Is an MBA going to be useless without work experience?

posted 2 years ago in College
Post # 2
744 posts
Busy bee

llcoolray:  I have an MBA.  Whether it’s worth it or not (IMO) all depends on how good your program is at helping to get jobs.  Where I went, the companies came to us – we applied for jobs through postings at the school, and interviewed on campus.  I got multiple job offers this way.  If you go to a school that does not do very good on-campus recruiting and does not have a great reputation, you are pretty much all on your own to make a job search happen, and that is harder.  Also, sports management is more of a niche area, so even at schools with strong campus recruiting, you’d likely be on your own to find a job, and it can be challenging.  However, past office experience isn’t a requirement.  While the majority of people will come from office environments, my classmates came from all types of careers. 

Hope that helps a bit!

Post # 3
867 posts
Busy bee
  • Wedding: September 2015

llcoolray:  I believe there are specific sports management MBA programs so you should look into this to start.

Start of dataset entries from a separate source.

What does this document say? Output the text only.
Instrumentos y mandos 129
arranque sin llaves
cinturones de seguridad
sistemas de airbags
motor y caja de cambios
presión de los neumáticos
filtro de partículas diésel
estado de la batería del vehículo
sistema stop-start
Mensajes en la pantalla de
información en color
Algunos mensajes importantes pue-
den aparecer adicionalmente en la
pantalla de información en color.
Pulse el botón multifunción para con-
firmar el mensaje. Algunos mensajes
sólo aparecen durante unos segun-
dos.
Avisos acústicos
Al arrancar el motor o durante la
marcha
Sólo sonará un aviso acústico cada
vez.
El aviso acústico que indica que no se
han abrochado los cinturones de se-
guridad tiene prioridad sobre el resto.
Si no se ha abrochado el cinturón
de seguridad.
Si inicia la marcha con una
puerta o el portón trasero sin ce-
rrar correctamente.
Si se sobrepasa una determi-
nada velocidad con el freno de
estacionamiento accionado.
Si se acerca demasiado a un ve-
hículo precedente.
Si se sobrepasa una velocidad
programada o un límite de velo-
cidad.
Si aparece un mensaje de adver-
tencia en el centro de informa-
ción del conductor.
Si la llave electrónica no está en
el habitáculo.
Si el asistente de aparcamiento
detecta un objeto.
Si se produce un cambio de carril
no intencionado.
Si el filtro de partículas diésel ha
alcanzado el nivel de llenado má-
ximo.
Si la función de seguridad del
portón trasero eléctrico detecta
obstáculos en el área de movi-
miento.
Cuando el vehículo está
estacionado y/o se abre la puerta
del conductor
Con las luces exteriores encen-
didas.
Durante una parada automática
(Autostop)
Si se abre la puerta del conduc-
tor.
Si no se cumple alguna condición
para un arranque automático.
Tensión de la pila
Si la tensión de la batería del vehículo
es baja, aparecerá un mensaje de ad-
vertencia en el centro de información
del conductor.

I don’t think a general MBA will be valuable to you as you don’t have anything to apply it to really. They reccomend working a year or two before getting your MBa so you can relate what you learn back to your field and you understand some of the concepts better. What is your BA in? If it’s not business I think you would be super lost just jumping in to an MBA. In my current job they have only considered MBA’s for the position so it’s def not worthlesS, and I learned a ton getting it, but I’m in marketing where the MBA is actually useful. You should do more reasearch on what exactly you want to do and what your dream job requires as a degree, and what it values be that a degree or work experience. I know a girl that got her MBA is sports management and is a retail store manager soooo it didn’t really pan out for her. I’m not trying to dissuade you, but getting a degree does not equal getting a job. I think you need to do way more research and define a clear path on what you want to do and how you are going to do it. Is there actual jobs in your area that th’s degree applies to? Are there many or is it a super competitive industry? Who are the specific companies/places you could actually work at/for? can you try to get an internship with them?? Make a realistic game plan before you jump into spending thousands of dollars on a degree you may or may not need. 

Post # 4
988 posts
Busy bee

llcoolray:  I agree with PP. Talk with the school(s) you are considering about career services they offer. Additionally, consider the following:

I went to school full-time and finished up my undergraduate degree (finance w/ accounting minor) and MBA by the time I was 23. I did an 8-month internship early on, then found a second internship the summer before my last semester of my MBA program (I was a December graduate) at the company I wanted to work for… even without a ton of experience under my belt, the internship got my foot in the door and I was able make connections with the right people so that when a full-time position opened up, I was given an opportunity to interview, and ultimately a job offer. Do what you can to find an internship in the field you want to work in. It’s the easiest way to bridge the gap between your lack of experience and what the hiring managers are looking for.

I would also make sure that you talk to an admissions counciler about your actual career goals. Sports management seems like a very specific career path and may be harder to break into without already knowing some of the right people. Just adding an extra degree to your resume isn’t always enough in some industries, so you should do your research before spending the money.

Good Luck!

Post # 5
716 posts
Busy bee

I’m an MBA and agree with a lot of what has been said.  I think you should work backwards.  What’s the target job?  How do you get there?  If you can get the job any other way, then I wouldn’t recommend the degree as it isn’t a guarantee and it’s very, very expensive.  Also, the school you are going to is very relavant.  All of the schools are expensive and yet their is a very, very wide disparity in terms of return on investment in a MBA among the schools.